Police in Beijing detained at least seven people over a poem reading meeting last week in support of pro-democracy demonstrations in Hong Kong.

They are among the dozens of people who have been reportedly detained in China as the country’s online censors mount their largest-scale censorship operations so far this year.

Two women and five men, most of them artists, were put under detention pending criminal investigation on charges of “picking quarrels and provoking troubles” in Beijing early last week, four people familiar with some of the detainees’ situation said.

The seven participated or intended to participate in an October 2 poem recital at the Songzhuang artists’ community in the capital in support of the Occupy movement in Hong Kong. It was unclear whether all of them were actually able to participate in the meeting or had been taken away prior to it.

A relative of one of those detained, Zhu Yanguang, said they only found out about his detention when rumours spread that he had been held at Beijing No. 1 Prison. Relatives took a spare set of clothes to the prison in case the rumours were true – but prison staff confirmed to them that Zhu was being held there.

A day before the poem recital, police had already detained 30-year-old poet Wang Zang in Beijing after he shared a photo online of himself holding an umbrella. Umbrellas have become a symbol of Hong Kong’s democracy protests after demonstrators used them to ward off pepper spray.

Police later searched Wang’s apartment and seized the blue umbrella, an internet router, sunglasses and a red, white and blue flag of Taiwan, according to his wife Wang Li.

Wang has also since been criminally detained on charges of “picking quarrels and provoking troubles”, she has been told by police.

Under Chinese law, suspects can be put under detention pending criminal investigation for up to 30 days, before passing the case to prosecutors. Wang hopes to see her husband on Friday.

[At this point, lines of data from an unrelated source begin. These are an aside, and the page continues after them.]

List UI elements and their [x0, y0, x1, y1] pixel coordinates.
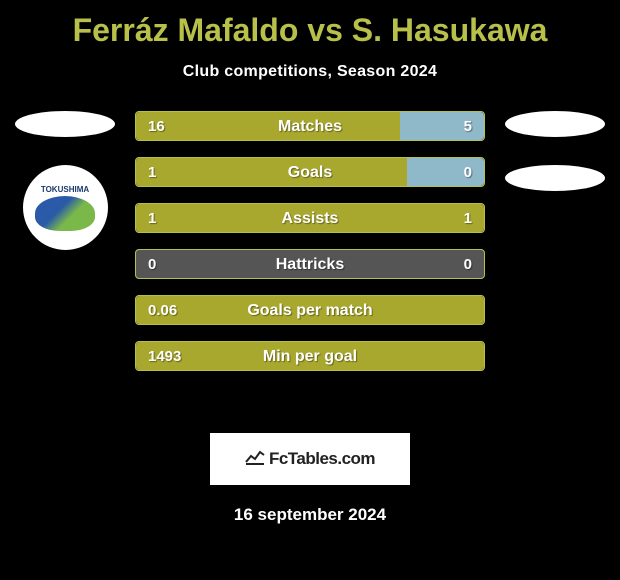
- left-club-logo: TOKUSHIMA: [23, 165, 108, 250]
- stat-row: 0.06Goals per match: [135, 295, 485, 325]
- stat-label: Goals per match: [136, 296, 484, 326]
- stat-label: Min per goal: [136, 342, 484, 372]
- footer-date: 16 september 2024: [0, 505, 620, 525]
- right-club-logo-placeholder: [505, 165, 605, 191]
- stat-bars-container: 165Matches 10Goals 11Assists 00Hattricks 0.0…: [135, 111, 485, 387]
- left-player-photo-placeholder: [15, 111, 115, 137]
- stat-row: 10Goals: [135, 157, 485, 187]
- stat-label: Hattricks: [136, 250, 484, 280]
- stat-label: Assists: [136, 204, 484, 234]
- club-logo-swirl-icon: [35, 196, 95, 231]
- stat-label: Matches: [136, 112, 484, 142]
- comparison-title: Ferráz Mafaldo vs S. Hasukawa: [0, 0, 620, 49]
- club-logo-text-top: TOKUSHIMA: [35, 185, 95, 194]
- footer-site-logo[interactable]: FcTables.com: [210, 433, 410, 485]
- stat-label: Goals: [136, 158, 484, 188]
- stat-row: 11Assists: [135, 203, 485, 233]
- comparison-main: TOKUSHIMA 165Matches 10Goals 11Assists 00Ha…: [0, 111, 620, 411]
- footer-site-text: FcTables.com: [269, 449, 375, 469]
- right-player-col: [500, 111, 610, 191]
- left-player-col: TOKUSHIMA: [10, 111, 120, 250]
- stat-row: 1493Min per goal: [135, 341, 485, 371]
- stat-row: 00Hattricks: [135, 249, 485, 279]
- right-player-photo-placeholder: [505, 111, 605, 137]
- comparison-subtitle: Club competitions, Season 2024: [0, 63, 620, 81]
- chart-icon: [245, 449, 265, 470]
- stat-row: 165Matches: [135, 111, 485, 141]
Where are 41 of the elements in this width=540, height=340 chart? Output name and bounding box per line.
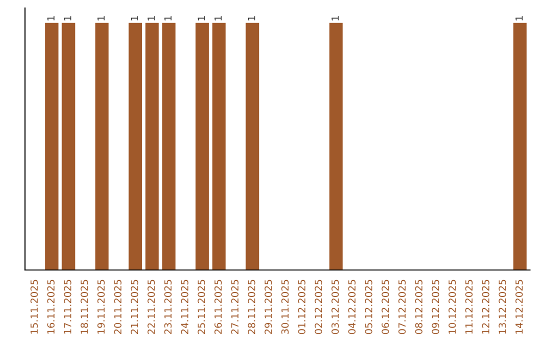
x-tick-label: 01.12.2025 [298,280,306,334]
data-label: 1 [198,16,205,20]
x-tick-label: 28.11.2025 [248,280,256,334]
x-tick-label: 15.11.2025 [30,280,38,334]
data-label: 1 [130,16,138,20]
x-tick-label: 27.11.2025 [231,280,239,334]
x-tick-label: 09.12.2025 [432,280,440,334]
x-tick-label: 04.12.2025 [348,280,356,334]
data-label: 1 [516,16,523,20]
x-tick-label: 25.11.2025 [198,280,206,334]
x-tick-label: 22.11.2025 [148,280,155,334]
x-tick-label: 06.12.2025 [382,280,390,334]
data-label: 1 [64,16,72,20]
x-tick-label: 08.12.2025 [415,280,422,334]
data-label: 1 [47,16,54,20]
data-label: 1 [332,16,339,20]
x-tick-label: 11.12.2025 [465,280,473,334]
x-tick-label: 21.11.2025 [130,280,138,334]
data-label: 1 [214,16,222,20]
data-label: 1 [98,16,105,20]
x-tick-label: 20.11.2025 [114,280,122,334]
x-tick-label: 18.11.2025 [80,280,88,334]
x-tick-label: 19.11.2025 [97,280,105,334]
x-tick-label: 05.12.2025 [364,280,372,334]
x-tick-label: 07.12.2025 [398,280,406,334]
x-tick-label: 16.11.2025 [47,280,55,334]
data-label: 1 [164,16,172,20]
x-tick-label: 29.11.2025 [264,280,272,334]
x-tick-label: 12.12.2025 [482,280,490,334]
data-label: 1 [248,16,256,20]
x-tick-label: 24.11.2025 [180,280,188,334]
data-label: 1 [148,16,155,20]
x-tick-label: 23.11.2025 [164,280,172,334]
x-tick-label: 14.12.2025 [515,280,523,334]
x-tick-label: 03.12.2025 [331,280,339,334]
x-tick-label: 30.11.2025 [281,280,289,334]
x-tick-label: 17.11.2025 [64,280,72,334]
x-tick-label: 02.12.2025 [314,280,322,334]
x-tick-label: 13.12.2025 [498,280,506,334]
x-tick-label: 10.12.2025 [448,280,456,334]
x-tick-label: 26.11.2025 [214,280,222,334]
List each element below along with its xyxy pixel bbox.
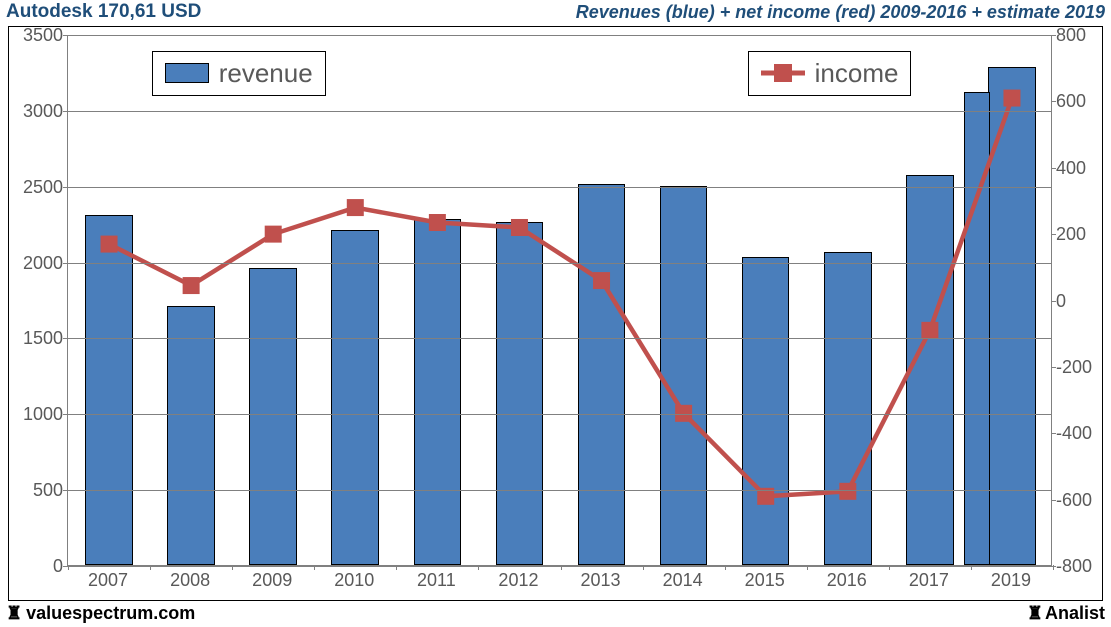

The detentions come as the censorship on social media posts in the mainland increased fivefold in the first days of Occupy Central in Hong Kong, according to research by the Journalism and Media Studies Centre at the University of Hong Kong.

Rights groups including Amnesty International and China Human Rights Defenders suggested that dozens of others have also been detained or questioned in the mainland for their support of Hong Kong protests.

For Maya Wang, a Hong Kong-based researcher with Human Rights Watch, the detentions in Beijing mark an effort to suppress any attempt to stray away from the official stance of being critical of Hong Kong’s pro-democracy movement.

“The idea is to prevent these activists from amplifying their message on democracy through Occupy,” she said. ““They are making sure that message is not spreading beyond a very small group of people.